Jon Kabat Zinn spiega che l’importante è prestare attenzione, ma un’attenzione particolare: deve esserci intenzione, deve esserci una focalizzazione al momento presente, e non deve essere presente alcun giudizio. Avete mai provato a stirare i panni, concentrandovi sul momento presente? Sentendo l’aria calda e umida che esce dal ferro da stiro, il rumore forte e dolce del vapore, l’arrendevolezza del tessuto sotto alla pressione del ferro caldo, il movimento preciso e sinuoso del vostro braccio, magari anche qualche rumore d’ambiente. Concentrati precisamente su quell’attimo, senza pensare al successivo e alle mille altre cose da fare, da dire, da immaginare. Solo quell’unico attimo. Questa è pura meditazione.
Lo stesso si può dire di ogni altra azione, anche la più comune. Lavare i piatti ad esempio, sentendo il tepore dell’acqua, la schiuma del sapone con il suo tocco delicato, il suo profumo, la consistenza del piatto… quell’unico attimo, quella sensazione nuova e unica.
Il mondo gira ad un’altra velocità, dirà qualcuno, ma non è in realtà il nostro mondo, non è la velocità adatta a noi: è il mondo che ci siamo cuciti addosso. Ma non ci fa stare bene. La parola torna ancora a Zinn:
“Spesso è perché siamo assuefatti a cercare di fare sempre di più in quelle ventiquattr’ore al giorno che ciascuno di noi ha. Questo è specialmente vero nell’era dell’interminabile sbarramento di comunicazioni elettroniche che spinge il lavoro, o piuttosto, se non stiamo attenti, lo ostacola, nel senso di impedirci di agire efficacemente, prigionieri come siamo della auto-distrazione e del multitasking che riducono la nostra capacità di fare le cose bene.”

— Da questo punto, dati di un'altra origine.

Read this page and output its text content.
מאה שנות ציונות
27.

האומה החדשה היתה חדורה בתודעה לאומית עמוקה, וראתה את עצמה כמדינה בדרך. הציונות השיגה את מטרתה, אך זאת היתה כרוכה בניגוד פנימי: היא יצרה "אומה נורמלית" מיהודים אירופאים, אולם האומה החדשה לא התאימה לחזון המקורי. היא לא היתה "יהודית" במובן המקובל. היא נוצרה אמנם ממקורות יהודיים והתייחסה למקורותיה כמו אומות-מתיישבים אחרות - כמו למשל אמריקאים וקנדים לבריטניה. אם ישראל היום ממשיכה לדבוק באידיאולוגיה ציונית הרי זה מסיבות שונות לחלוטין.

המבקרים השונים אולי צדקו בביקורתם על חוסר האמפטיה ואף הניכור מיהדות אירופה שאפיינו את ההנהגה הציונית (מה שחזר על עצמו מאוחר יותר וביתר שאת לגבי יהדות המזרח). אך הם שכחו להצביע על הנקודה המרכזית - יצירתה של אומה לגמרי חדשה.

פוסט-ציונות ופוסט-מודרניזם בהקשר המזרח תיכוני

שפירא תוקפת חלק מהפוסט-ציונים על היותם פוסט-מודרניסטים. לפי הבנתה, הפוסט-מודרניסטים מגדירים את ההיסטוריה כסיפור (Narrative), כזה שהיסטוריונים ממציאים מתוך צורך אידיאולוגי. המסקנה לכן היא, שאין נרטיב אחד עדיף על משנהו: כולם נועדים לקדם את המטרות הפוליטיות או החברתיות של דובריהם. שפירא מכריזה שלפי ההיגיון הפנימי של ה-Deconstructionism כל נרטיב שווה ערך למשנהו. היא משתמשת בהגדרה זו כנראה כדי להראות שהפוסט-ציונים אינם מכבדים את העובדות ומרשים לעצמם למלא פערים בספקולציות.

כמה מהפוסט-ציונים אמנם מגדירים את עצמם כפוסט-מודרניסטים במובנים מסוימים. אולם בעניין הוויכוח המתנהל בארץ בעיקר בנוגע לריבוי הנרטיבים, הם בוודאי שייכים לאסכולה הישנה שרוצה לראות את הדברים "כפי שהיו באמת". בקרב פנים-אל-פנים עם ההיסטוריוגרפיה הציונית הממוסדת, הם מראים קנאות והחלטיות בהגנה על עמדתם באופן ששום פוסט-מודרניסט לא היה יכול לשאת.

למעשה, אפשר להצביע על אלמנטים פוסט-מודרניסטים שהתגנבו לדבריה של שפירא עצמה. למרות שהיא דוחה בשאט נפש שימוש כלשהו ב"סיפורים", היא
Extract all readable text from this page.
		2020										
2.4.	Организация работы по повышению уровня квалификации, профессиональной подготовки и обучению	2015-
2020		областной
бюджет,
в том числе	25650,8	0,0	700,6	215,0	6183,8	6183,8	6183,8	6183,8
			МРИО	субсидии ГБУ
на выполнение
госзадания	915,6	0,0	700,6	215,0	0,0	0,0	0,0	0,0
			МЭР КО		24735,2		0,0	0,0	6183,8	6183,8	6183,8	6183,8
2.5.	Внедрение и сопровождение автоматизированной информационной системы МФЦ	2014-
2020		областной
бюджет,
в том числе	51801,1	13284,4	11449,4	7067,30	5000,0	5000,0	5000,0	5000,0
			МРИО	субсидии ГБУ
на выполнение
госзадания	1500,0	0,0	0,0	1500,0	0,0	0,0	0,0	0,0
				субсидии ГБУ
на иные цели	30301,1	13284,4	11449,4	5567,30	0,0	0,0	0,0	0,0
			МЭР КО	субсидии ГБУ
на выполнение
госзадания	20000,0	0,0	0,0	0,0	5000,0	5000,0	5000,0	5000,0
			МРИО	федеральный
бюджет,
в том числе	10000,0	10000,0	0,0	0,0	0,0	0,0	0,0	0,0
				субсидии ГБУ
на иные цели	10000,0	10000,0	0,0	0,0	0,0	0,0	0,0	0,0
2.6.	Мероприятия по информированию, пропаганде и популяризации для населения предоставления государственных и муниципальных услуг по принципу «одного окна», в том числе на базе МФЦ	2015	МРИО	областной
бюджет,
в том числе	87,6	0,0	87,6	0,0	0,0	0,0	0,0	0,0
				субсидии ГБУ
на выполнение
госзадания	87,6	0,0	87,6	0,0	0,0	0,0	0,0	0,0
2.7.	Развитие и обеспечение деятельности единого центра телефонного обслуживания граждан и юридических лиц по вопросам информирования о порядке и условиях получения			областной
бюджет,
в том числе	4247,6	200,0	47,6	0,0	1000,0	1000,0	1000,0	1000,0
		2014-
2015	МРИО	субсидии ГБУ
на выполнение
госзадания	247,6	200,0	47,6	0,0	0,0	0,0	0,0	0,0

Per questo è importante rallentare e mirare alla consapevolezza, fosse soltanto per pochi attimi durante la giornata. Dobbiamo trovare una velocità più adatta alle nostre esigenze di esseri umani e lasciare gli automatismi ed il multitasking agli automi.
“Ciò che conosciamo di noi è solamente una parte,
e forse piccolissima, di ciò che siamo a nostra insaputa.”